Ladies, Get In-Formation

The importance of educating women

In the United States, along with a majority of other first world countries, education is viewed as a must for all genders because it’s part of the values we hold as a society. However, in many third world countries, the demand that children be educated is not there, specifically for women and girls.
Here, in the United States, we have the luxury to further our knowledge past the basics of the ABC’s and simple addition to learning art history or human anatomy. Students, including myself, often complain about these luxuries while children in third world countries would give anything to have the opportunity to learn.
Countries like Niger, with an 11 percent literacy rate for women, and Afghanistan, at 24 percent, are some of the lowest. In these countries education for women isn’t seen as a necessity. Women are expected to take care of household duties at a young age and therefore can’t go to school. Other times, when families must choose between paying for a girl’s education or a boy’s education because of low income, a boy’s education is paid for while the girl stays home. A man’s education is valued more than a woman’s due to the standard set for men to provide for their families through their jobs.
This inequality is not only disadvantageous for these women but also for their country. Investing in women’s education is essential for the development of a country.
According to the World Bank, an institution that aids developing countries in reducing poverty by assisting them in finance and policy through analysis and research, “better educated women tend to be healthier than uneducated women, participate more in the formal labor market, earn higher incomes, have fewer children, marry at a later age, and enable better healthcare and education for their children.”
When a girl is educated, she is more likely to raise herself out of poverty by using the skills she’s learned. She will even put money back into her community through the small business she has created for herself. This, in turn, slowly raises their economic standing and breaks the cycle of poverty.
Additionally, the knowledge she’s gained can be passed down to her children, instilling in them the value that lies within quality education.

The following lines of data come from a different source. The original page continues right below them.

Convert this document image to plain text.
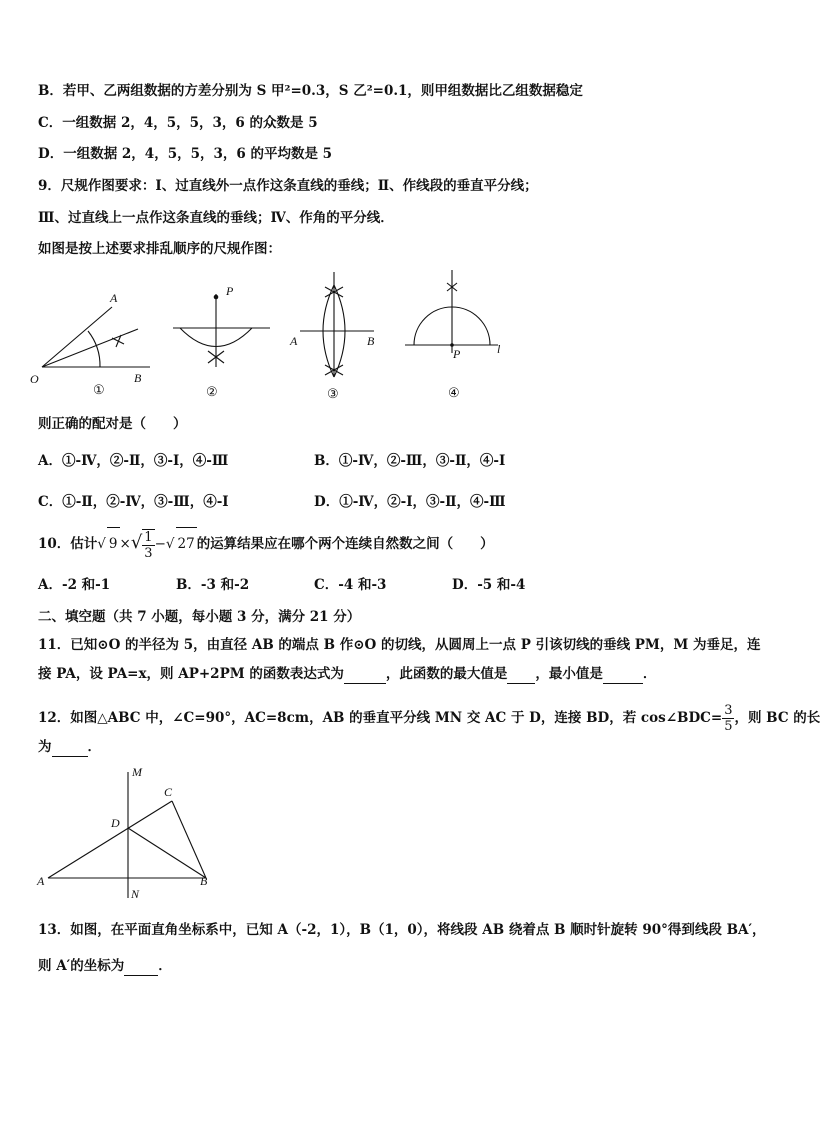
B．若甲、乙两组数据的方差分别为 S 甲²=0.3，S 乙²=0.1，则甲组数据比乙组数据稳定
C．一组数据 2，4，5，5，3，6 的众数是 5
D．一组数据 2，4，5，5，3，6 的平均数是 5
9．尺规作图要求：Ⅰ、过直线外一点作这条直线的垂线；Ⅱ、作线段的垂直平分线；
Ⅲ、过直线上一点作这条直线的垂线；Ⅳ、作角的平分线．
如图是按上述要求排乱顺序的尺规作图：
A
O	B
P
A	B
P	l
①	②	③	④
则正确的配对是（　　）
A．①-Ⅳ，②-Ⅱ，③-Ⅰ，④-Ⅲ	B．①-Ⅳ，②-Ⅲ，③-Ⅱ，④-Ⅰ
C．①-Ⅱ，②-Ⅳ，③-Ⅲ，④-Ⅰ	D．①-Ⅳ，②-Ⅰ，③-Ⅱ，④-Ⅲ
10．估计√ 9 ×√ $\frac{1}{3}$ −√ 27 的运算结果应在哪个两个连续自然数之间（　　）
A．-2 和-1	B．-3 和-2	C．-4 和-3	D．-5 和-4
二、填空题（共 7 小题，每小题 3 分，满分 21 分）
11．已知⊙O 的半径为 5，由直径 AB 的端点 B 作⊙O 的切线，从圆周上一点 P 引该切线的垂线 PM，M 为垂足，连
接 PA，设 PA=x，则 AP+2PM 的函数表达式为	，此函数的最大值是 ，最小值是	．
12．如图△ABC 中，∠C=90°，AC=8cm，AB 的垂直平分线 MN 交 AC 于 D，连接 BD，若 cos∠BDC= $\frac{3}{5}$ ，则 BC 的长
为	．
M
C
D
A
N
B
13．如图，在平面直角坐标系中，已知 A（-2，1），B（1，0），将线段 AB 绕着点 B 顺时针旋转 90°得到线段 BA′，
则 A′的坐标为	．
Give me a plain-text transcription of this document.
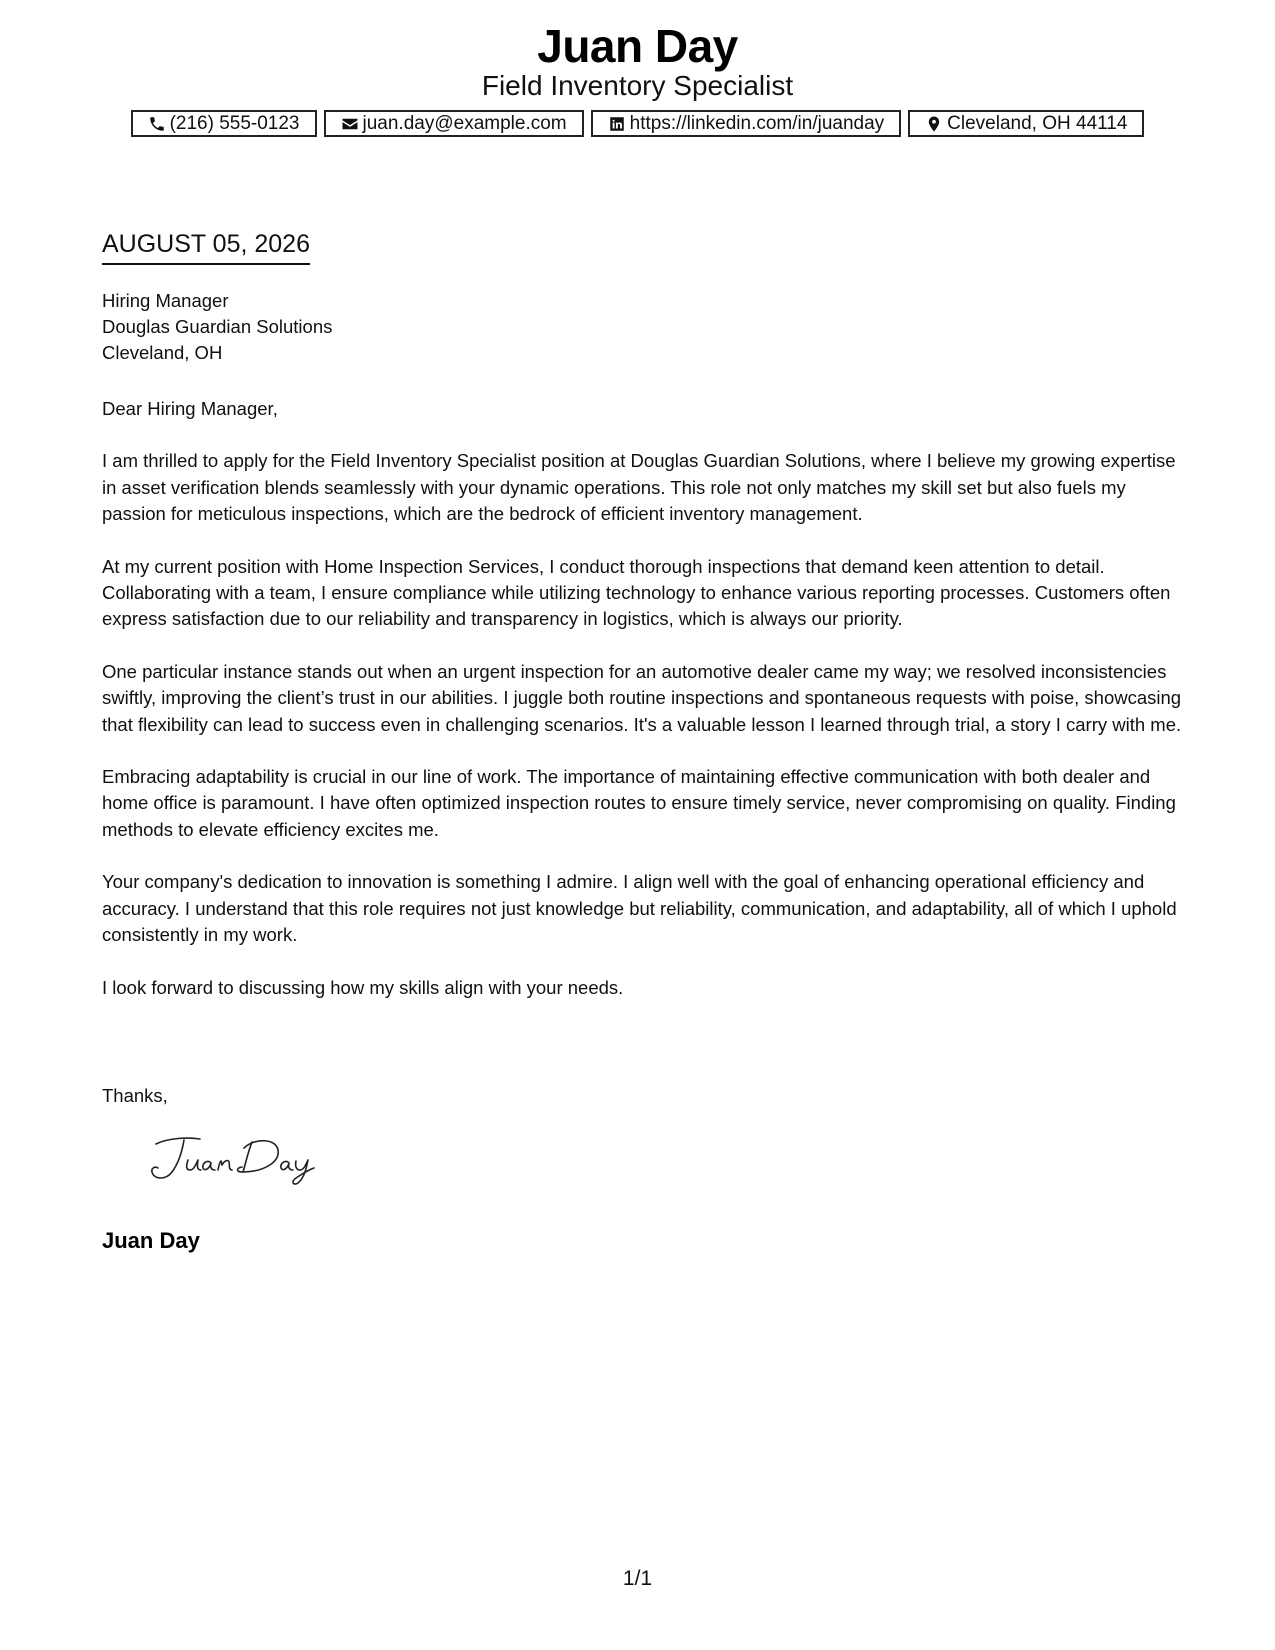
Juan Day
Field Inventory Specialist
(216) 555-0123	juan.day@example.com	https://linkedin.com/in/juanday	Cleveland, OH 44114
AUGUST 05, 2026
Hiring Manager
Douglas Guardian Solutions
Cleveland, OH

Dear Hiring Manager,

I am thrilled to apply for the Field Inventory Specialist position at Douglas Guardian Solutions, where I believe my growing expertise in asset verification blends seamlessly with your dynamic operations. This role not only matches my skill set but also fuels my passion for meticulous inspections, which are the bedrock of efficient inventory management.

At my current position with Home Inspection Services, I conduct thorough inspections that demand keen attention to detail. Collaborating with a team, I ensure compliance while utilizing technology to enhance various reporting processes. Customers often express satisfaction due to our reliability and transparency in logistics, which is always our priority.

One particular instance stands out when an urgent inspection for an automotive dealer came my way; we resolved inconsistencies swiftly, improving the client’s trust in our abilities. I juggle both routine inspections and spontaneous requests with poise, showcasing that flexibility can lead to success even in challenging scenarios. It's a valuable lesson I learned through trial, a story I carry with me.

Embracing adaptability is crucial in our line of work. The importance of maintaining effective communication with both dealer and home office is paramount. I have often optimized inspection routes to ensure timely service, never compromising on quality. Finding methods to elevate efficiency excites me.

Your company's dedication to innovation is something I admire. I align well with the goal of enhancing operational efficiency and accuracy. I understand that this role requires not just knowledge but reliability, communication, and adaptability, all of which I uphold consistently in my work.

I look forward to discussing how my skills align with your needs.

Thanks,
Juan Day
1/1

Her children are then raised with the will to learn and the understanding that they deserve to.
Empowerment also comes from being educated. It spawns a setting where women want to reach their full potential, want to improve their personal situation, as well as their community, and want a better future. Without it, they are unknowingly doing a disservice to themselves by not exploring who they are and who they can be.
Initiatives like Let Girls Learn, started by Michelle Obama, aim to assist countries like Niger and Afghanistan in “changing the perception of the value of girls at the individual, community, and institutional levels and fostering an enabling environment for adolescent girls’ education.”
They recognize the importance of education for women and are using resources, like the United States Agency for International Development (USAID), to improve the school climate in countries all over the world.
Along with that, back in October on the International Day of the Girl, the UK Department for International Development launched an initiative to guide girls in Sierra Leone into education.
It’s not just about deciding that girls have a right to education, but also recognizing the barriers that restrict them from getting there.
Access is halted when girls cannot attend safe, good-quality schools with well equipped teachers or if those schools are too far away. Many times the government doesn’t support education so the funds have to come directly from each family. Other times it’s due to early marriage practices where girls, as young 12, are forced into marriage where they inevitably become pregnant and have to stay home to care for their child.
It’s a woman’s right to have the opportunity to learn, and it’s our responsibility to amplify the voices of those women who cannot speak openly for themselves. Education not only benefits the individual woman, but her community as well, so we must make a commitment to help our ladies get information.